The tax loss carry-back scheme approved by the government is anticipated to allow many businesses to access their earlier tax payments as cash refunds. This translates that a forecast loss in the current financial year can be offset against the tax paid on a profit earned last year.
In addition to this, a change in the tax loss continuity rules is also progressing in order to ease the raising of new capital for firms without losing the benefit of their existing tax losses.
The relief from the government comes in a time when small businesses are struggling to discharge their non-wage fixed costs, like interest, rent and insurance and their inability to procure further debt. Moreover, increasing burden of debt and inadequate liquidity might force these businesses towards a closure.
The stability in commercial property transactions is another major concern that is being addressed in times when companies are unable to pay rent. The government looks forward to extending the existing timeframe of 10 working days that commercial landlords may cancel the lease to 30 working days.
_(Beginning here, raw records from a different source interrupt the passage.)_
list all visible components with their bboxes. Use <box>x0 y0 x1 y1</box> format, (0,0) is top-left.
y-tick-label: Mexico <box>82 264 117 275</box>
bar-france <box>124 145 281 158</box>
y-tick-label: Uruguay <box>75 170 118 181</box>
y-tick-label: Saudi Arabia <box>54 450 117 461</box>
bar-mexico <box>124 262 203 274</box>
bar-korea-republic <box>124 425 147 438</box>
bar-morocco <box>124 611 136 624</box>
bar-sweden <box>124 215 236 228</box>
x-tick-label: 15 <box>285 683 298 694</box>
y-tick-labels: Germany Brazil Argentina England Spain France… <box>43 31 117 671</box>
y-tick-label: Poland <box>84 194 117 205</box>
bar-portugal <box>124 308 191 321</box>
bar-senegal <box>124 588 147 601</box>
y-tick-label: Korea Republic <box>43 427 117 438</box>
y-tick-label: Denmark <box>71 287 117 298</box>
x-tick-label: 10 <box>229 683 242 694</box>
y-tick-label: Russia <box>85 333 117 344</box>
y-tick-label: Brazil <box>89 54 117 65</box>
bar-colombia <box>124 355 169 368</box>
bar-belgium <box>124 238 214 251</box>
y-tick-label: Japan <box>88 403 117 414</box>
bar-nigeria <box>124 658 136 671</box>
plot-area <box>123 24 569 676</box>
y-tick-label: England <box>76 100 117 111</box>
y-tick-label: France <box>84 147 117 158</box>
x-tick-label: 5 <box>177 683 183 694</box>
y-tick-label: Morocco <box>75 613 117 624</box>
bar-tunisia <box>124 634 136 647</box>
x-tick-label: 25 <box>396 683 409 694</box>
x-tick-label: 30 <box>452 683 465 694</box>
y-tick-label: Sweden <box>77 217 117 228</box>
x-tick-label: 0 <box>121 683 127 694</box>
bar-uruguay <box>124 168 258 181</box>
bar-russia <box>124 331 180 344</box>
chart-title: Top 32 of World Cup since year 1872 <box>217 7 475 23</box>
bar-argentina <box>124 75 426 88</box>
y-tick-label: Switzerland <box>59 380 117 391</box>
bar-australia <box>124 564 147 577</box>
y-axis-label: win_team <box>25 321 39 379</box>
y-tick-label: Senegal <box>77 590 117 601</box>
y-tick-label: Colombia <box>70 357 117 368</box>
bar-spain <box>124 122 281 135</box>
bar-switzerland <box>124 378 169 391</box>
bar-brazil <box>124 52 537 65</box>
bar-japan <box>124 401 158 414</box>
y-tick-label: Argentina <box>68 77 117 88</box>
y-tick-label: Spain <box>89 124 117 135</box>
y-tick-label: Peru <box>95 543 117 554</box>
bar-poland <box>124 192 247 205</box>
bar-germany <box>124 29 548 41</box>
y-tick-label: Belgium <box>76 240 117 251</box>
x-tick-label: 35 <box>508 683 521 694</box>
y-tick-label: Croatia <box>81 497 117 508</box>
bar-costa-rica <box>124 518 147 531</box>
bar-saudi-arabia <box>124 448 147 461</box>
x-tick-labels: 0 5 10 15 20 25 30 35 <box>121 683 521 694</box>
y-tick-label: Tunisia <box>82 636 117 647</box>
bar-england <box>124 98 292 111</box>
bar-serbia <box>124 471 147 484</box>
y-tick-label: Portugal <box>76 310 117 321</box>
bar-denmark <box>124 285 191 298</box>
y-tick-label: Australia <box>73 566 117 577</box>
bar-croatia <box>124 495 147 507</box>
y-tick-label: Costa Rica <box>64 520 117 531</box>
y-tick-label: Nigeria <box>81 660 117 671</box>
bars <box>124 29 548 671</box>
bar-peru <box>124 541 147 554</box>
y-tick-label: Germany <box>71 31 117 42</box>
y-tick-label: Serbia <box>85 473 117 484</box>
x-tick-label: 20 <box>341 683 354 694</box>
In addition to this, the government has also announced an extension in the timeframes
- For lenders from 20 to 40 working days for mortgaged land
- From 10 to 20 working days for mortgaged goods
The measures shall apply to commercial mortgages and home loans and shall ensure an orderly process to deal with commercial lease disputes caused by COVID-19. However, the earlier announced mortgage deferrals are expected to be the first port of call for residential borrowers.
A noteworthy move has been the Business Finance Guarantee Scheme, for which the Reserve Bank and nine banks have signed up to participate and help enable banks to provide credit to customers where otherwise the bank may not be willing to do so.
Overall, the response of the New Zealand government has been unprecedented and rapidly deployed to support the businesses like the initial $12 billion package for boosting health, wage subsidies, and income support package, among others.